Although the 'pshat' or plain meaning of the biblical text is emphatically clear that Abraham did not go through with this near sacrifice (after all, the whole point of the story), one midrash pushes the limits of rabbinic imagination and turns the story on its head:
When Father Isaac was bound on the altar and reduced to ashes (!) and his sacrificial dust was cast on to Mount Moriah, the Holy Blessed One immediately brought upon him dew and revived him...Forthwith the ministering angels began to recite: 'Blessed are You Adonai, who revives the dead.' [Shibbole Haleket quoted in The Last Trial, by Shalom Spiegel, pg. 33].

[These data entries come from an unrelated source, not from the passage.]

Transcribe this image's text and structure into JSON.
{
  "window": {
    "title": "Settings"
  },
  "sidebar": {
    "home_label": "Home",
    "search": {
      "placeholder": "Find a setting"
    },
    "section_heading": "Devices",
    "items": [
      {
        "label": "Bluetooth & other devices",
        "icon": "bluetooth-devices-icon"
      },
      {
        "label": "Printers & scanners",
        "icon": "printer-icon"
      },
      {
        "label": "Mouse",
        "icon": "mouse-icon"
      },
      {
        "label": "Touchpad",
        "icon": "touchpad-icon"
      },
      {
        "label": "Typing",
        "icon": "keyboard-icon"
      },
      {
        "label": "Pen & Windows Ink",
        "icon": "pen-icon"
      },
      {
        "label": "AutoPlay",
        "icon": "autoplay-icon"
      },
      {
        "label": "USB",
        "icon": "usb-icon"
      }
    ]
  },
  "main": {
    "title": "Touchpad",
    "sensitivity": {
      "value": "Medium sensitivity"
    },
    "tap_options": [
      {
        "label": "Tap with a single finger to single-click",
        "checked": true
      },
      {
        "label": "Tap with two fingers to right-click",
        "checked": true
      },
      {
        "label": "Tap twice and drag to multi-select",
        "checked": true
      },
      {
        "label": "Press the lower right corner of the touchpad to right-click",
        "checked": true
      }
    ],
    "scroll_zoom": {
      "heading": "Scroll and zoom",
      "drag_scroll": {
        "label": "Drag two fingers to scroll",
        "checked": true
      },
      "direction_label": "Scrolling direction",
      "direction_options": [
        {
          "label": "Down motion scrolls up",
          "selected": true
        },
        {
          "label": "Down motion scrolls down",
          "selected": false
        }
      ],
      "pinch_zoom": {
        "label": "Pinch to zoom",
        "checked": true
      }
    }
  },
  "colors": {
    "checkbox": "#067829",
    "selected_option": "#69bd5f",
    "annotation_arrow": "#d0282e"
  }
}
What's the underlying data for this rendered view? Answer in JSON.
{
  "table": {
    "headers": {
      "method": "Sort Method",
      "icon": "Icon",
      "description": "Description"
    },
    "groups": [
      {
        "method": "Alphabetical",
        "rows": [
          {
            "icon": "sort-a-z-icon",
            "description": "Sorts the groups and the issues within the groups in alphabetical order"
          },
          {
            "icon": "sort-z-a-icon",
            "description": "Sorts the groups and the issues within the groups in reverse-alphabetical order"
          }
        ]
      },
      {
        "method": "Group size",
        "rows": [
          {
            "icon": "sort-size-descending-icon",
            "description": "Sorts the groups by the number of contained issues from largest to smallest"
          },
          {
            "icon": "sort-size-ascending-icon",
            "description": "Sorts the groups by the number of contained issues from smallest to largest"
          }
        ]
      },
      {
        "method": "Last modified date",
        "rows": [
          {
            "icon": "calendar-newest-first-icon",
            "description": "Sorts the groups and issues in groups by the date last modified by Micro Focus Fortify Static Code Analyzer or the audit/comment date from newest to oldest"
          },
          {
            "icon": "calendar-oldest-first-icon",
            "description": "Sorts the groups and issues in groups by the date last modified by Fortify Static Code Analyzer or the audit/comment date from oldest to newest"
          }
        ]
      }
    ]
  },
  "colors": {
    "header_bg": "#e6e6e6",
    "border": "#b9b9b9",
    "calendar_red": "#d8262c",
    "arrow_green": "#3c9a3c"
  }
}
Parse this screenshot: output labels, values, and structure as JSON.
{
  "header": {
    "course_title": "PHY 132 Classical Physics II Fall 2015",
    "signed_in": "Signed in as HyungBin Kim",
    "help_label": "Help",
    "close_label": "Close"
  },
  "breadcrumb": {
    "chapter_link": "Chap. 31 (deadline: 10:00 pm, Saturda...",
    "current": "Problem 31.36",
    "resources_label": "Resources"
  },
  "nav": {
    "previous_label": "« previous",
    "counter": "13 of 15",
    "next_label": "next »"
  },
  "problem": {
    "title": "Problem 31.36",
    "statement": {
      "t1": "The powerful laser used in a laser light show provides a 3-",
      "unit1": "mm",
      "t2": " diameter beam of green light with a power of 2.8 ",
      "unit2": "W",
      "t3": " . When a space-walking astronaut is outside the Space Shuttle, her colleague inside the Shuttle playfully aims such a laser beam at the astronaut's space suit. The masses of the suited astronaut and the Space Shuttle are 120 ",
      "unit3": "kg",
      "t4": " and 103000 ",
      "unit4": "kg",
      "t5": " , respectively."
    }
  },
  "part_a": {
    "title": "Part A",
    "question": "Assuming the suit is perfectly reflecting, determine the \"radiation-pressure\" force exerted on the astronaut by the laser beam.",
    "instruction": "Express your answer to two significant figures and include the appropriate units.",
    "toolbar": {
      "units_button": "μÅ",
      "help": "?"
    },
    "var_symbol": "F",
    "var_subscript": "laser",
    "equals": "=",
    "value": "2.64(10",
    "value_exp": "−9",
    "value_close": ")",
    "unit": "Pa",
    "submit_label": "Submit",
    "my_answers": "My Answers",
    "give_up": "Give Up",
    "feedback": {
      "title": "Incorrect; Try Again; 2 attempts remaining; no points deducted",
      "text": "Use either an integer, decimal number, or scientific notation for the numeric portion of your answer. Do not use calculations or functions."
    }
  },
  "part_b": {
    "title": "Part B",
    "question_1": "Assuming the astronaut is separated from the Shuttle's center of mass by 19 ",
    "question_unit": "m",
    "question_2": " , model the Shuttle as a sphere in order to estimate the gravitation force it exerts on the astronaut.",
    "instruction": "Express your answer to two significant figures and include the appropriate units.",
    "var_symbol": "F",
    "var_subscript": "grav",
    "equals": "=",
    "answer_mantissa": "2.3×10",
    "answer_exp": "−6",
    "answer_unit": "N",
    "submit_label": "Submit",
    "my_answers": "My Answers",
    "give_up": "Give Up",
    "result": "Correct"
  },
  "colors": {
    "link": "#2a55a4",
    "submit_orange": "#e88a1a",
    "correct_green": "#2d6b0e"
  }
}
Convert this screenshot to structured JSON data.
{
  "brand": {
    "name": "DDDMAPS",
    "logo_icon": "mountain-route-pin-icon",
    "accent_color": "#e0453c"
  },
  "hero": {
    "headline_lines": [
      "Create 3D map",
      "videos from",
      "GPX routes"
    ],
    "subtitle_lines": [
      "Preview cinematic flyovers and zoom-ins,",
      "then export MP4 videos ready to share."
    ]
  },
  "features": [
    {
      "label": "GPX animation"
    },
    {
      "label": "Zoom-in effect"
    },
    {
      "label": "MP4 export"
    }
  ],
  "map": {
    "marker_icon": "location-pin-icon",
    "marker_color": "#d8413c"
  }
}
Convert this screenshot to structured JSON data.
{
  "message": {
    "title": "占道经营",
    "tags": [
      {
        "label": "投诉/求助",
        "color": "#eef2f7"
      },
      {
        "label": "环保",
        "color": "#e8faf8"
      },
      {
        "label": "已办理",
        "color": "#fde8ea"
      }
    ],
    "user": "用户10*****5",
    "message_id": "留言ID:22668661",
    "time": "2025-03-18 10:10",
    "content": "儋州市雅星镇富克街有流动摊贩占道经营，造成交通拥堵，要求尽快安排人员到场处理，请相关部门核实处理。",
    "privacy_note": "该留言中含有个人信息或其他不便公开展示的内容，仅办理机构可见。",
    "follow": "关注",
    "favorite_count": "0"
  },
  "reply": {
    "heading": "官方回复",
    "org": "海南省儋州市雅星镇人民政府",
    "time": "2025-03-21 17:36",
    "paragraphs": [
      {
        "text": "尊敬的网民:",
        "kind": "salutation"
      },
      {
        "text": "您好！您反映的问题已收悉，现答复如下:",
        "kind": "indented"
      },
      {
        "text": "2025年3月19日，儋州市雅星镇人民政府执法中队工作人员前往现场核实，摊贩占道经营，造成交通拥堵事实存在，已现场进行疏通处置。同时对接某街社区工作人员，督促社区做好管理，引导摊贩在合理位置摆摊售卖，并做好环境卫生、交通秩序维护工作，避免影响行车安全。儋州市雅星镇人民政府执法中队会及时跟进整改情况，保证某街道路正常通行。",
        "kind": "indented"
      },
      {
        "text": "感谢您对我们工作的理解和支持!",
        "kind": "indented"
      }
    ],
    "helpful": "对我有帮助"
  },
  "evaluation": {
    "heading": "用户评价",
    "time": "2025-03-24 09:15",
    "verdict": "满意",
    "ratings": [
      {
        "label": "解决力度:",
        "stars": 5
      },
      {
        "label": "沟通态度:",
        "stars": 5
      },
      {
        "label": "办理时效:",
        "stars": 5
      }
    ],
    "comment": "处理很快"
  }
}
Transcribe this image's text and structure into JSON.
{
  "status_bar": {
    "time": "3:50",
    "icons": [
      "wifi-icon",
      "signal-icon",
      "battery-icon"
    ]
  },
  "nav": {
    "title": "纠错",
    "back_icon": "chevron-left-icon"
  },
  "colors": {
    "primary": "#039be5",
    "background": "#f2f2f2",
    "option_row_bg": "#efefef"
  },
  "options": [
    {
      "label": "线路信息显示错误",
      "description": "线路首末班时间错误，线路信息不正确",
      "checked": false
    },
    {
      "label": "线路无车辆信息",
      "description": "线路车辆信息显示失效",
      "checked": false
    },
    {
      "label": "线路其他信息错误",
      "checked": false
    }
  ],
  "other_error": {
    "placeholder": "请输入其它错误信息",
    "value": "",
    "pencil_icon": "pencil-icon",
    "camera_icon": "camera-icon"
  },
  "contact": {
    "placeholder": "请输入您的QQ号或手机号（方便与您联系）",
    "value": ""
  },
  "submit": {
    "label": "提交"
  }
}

The idea that Isaac was actually sacrificed is shocking, and the exegete Ibn Ezra, obviously familiar with this tradition, forcefully disagrees and comments, "But he who asserts that Abraham slew Isaac and abandoned him and that afterwards Isaac came to life again is speaking contrary to Writ." But during the Crusades, where entire Jewish communities were slaughtered, they saw themselves martyred as Isaac [almost] was in the Akedah, except this time, without the miracle of being delivered at the last second. Medieval poems that memorialized these tragedies often compared the victims to Isaac on the altar.
When Christianity emerged with its central doctrine around crucifixion, resurrection, and the atoning power of Jesus' blood however, the Jewish parallel that Isaac too was actually slaughtered, atoned for our sins and was resurrected was almost purged from Jewish sources. While the concept of bodily resurrection was debated by the Sadducees and Pharisees, it was accepted as a tenet in Judaism, and is included in Maimonides' thirteen principles. It can be found in the concluding hymn of 'Yigdal.' Today Orthodox Jews still believe in bodily resurrection of the dead, while most liberal Jews believe that at death, the soul, the eternal part of us, returns to God and our bodies return to the earth. Because of its Christian associations, and the difficulty of the belief in literal resurrection for most modern Jews, most liberal congregations have changed the wording of the second paragraph's blessing from 'who revives the dead' to 'mekhayeh hakol - who gives life to all.'
But perhaps we should not distance ourselves from this idea of resurrection so quickly. Modeh Ani, the first prayer recited in the morning upon awakening (and therefore usually not included in synagogue liturgy) describes God as returning our souls- as if we were dead and have been revived. Each morning we are "born again." (We typically associate the language of 'born-again' with Christianity; Jews, who similarly become devout and newly observant are instead called 'baal teshuvah.') But when we recite the Modeh Ani prayer, or the second paragraph of the Amidah, we should remember how grateful we should be to awaken to a new day.